For however much Worf and his son may butt heads or not see eye-to-eye in the present, K’Mtar losing his father is enough to make him rethink his whole life. It makes sense. Alexander already lost his mother. There’s a natural fear of losing the other parent. There’s an instinctual desire to protect the man who raised you, who was your only parent for most of your life. K’Mtar’s reassurance to Worf, that one day his son will appreciate all Worf did for him, carries extra weight when you know who K’Mtar really is. That he would go to such lengths, even contemplate erasing his own existence to save his father’s, is a tribute to how much Worf still means to him after all those years.
In essence, the story is a referendum on Worf as a father and Alexander as a person. K’Mtar’s lessons to his younger self are about the importance of their people’s methods and traditions, the ones Worf’s worked so diligently to instill in his child.
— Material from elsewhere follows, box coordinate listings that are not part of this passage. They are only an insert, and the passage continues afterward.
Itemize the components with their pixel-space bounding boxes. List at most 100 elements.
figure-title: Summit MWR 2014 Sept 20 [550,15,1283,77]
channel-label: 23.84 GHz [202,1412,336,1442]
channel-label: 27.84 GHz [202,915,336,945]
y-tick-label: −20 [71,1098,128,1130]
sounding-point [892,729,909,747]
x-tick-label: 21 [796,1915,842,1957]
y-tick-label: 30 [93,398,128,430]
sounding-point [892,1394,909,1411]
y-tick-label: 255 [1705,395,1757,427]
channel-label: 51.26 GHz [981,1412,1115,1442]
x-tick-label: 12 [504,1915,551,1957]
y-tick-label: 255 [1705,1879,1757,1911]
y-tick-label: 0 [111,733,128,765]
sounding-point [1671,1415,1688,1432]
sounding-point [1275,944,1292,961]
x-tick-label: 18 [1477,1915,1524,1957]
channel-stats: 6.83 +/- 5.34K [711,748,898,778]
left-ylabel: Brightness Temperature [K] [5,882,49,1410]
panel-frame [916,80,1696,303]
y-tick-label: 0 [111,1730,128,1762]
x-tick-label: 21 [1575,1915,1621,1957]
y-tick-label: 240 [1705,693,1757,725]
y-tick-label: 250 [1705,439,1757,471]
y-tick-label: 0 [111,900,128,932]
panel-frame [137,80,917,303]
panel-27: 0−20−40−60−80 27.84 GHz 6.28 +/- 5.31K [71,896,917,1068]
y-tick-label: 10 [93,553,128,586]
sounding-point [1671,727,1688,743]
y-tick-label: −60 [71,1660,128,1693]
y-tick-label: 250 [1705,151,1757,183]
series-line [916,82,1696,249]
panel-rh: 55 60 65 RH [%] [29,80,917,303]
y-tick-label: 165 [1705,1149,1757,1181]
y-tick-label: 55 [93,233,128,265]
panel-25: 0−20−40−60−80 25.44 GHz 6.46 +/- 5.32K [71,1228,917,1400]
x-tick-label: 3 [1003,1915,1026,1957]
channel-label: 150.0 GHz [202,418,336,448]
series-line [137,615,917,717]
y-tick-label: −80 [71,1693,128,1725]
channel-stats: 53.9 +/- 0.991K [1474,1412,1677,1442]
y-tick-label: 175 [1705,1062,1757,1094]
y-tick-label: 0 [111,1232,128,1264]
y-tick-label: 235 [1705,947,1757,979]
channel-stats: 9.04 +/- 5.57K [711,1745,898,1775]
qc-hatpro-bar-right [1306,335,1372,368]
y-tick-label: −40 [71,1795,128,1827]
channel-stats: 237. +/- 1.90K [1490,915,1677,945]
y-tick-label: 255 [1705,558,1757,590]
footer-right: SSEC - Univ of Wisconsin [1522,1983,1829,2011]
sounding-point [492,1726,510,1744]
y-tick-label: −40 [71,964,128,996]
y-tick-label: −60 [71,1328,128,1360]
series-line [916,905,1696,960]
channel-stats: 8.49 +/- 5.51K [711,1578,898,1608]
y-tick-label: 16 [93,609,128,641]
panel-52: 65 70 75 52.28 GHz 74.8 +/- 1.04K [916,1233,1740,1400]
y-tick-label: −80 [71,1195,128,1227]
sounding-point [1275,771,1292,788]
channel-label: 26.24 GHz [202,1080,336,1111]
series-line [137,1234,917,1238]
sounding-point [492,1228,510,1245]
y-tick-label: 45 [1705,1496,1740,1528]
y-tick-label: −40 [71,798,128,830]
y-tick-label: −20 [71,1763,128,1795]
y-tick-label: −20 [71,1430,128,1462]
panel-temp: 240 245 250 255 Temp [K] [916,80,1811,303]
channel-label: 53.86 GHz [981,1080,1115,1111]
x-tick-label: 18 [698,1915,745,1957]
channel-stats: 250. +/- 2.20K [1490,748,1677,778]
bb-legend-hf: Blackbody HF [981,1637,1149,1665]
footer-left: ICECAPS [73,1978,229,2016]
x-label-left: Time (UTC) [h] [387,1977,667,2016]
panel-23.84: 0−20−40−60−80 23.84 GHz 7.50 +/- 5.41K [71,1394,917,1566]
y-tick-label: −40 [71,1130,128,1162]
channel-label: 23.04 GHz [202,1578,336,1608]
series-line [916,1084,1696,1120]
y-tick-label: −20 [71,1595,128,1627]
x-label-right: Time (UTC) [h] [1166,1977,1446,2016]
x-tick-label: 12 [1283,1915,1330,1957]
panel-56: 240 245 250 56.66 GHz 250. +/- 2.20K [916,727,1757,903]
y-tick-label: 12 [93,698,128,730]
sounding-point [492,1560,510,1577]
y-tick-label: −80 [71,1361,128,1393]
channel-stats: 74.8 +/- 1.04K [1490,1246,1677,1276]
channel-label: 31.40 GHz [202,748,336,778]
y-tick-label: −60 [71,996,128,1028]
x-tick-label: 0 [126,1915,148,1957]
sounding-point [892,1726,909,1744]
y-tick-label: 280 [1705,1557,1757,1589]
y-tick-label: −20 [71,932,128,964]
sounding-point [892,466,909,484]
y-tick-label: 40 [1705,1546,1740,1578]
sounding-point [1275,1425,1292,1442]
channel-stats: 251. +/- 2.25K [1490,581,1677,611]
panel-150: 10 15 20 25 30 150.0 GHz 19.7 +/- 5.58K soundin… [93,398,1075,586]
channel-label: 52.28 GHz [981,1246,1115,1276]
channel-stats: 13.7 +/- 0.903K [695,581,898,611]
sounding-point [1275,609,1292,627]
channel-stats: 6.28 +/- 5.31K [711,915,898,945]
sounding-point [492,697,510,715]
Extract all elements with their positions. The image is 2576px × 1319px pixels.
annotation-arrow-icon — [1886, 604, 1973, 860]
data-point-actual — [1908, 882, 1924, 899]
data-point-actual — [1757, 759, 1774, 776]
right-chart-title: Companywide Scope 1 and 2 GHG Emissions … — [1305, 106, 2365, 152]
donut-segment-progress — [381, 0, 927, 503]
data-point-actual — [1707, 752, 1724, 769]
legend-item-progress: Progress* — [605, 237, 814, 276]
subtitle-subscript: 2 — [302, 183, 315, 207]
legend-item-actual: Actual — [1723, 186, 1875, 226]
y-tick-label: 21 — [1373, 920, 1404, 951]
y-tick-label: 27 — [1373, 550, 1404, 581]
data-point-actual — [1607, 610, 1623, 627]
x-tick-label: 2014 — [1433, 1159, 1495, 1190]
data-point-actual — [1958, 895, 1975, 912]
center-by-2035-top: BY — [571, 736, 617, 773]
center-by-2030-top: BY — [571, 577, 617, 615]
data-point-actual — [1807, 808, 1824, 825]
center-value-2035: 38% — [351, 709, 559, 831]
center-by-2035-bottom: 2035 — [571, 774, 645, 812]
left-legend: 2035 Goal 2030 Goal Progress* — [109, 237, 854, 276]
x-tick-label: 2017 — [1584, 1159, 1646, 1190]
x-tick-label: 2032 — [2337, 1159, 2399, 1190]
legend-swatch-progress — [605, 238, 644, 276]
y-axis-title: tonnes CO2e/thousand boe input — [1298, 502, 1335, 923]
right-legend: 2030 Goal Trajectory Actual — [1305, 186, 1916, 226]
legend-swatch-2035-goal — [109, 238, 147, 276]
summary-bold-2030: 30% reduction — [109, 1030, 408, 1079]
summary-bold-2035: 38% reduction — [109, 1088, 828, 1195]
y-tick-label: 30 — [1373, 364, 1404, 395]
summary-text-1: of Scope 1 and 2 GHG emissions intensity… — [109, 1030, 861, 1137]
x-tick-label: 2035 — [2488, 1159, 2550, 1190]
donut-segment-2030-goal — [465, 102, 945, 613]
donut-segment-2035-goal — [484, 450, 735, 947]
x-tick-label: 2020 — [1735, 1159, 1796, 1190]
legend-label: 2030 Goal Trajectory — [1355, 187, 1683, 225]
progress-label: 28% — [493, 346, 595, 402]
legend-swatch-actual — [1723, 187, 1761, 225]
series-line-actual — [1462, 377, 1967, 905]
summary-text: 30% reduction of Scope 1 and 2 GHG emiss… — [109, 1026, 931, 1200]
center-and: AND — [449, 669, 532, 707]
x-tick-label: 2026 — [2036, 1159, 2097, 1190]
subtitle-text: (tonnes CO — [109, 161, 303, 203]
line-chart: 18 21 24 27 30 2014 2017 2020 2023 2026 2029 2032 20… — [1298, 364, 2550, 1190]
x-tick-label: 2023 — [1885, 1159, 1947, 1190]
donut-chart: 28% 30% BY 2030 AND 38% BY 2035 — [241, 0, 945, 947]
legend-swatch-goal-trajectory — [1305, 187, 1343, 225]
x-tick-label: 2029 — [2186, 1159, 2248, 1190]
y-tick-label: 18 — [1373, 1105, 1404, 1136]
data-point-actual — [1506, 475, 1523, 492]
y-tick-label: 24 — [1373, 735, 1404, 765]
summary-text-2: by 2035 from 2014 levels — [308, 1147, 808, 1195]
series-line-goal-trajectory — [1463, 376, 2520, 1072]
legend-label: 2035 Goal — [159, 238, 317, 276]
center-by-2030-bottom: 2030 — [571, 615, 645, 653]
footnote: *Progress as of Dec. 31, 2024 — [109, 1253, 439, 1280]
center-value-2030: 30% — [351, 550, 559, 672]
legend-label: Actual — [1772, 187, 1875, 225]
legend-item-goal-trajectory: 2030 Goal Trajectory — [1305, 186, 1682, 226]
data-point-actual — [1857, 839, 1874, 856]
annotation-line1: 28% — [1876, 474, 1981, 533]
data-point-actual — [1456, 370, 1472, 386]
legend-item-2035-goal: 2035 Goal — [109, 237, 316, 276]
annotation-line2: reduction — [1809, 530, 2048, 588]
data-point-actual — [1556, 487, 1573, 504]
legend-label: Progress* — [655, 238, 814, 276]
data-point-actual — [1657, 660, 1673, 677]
He worries he became a bad leader for the House of Mogh by casting too many of those lessons off, seeking diplomacy and peace instead of vengeance and an honorable death.
In the end, though, Worf would trade his own honorable death in order to preserve his son’s uniquely honorable Klingon life. He accepts his son as he is, vindicates his choices, and understands how Alexander will honor both of his parents in the path he follows in life. Their love cuts across rituals, cuts across years, and cuts across death itself. “Firstborn” opens with Worf bristling at his son’s unwillingness to follow Klingon rituals, and ends with him affirming his son’s courage to find his own way, no matter the cost. It is a heartening a parental scene as you’re likely to find on TNG, and one of Worf and Alexander’s finest, and most revealing hours.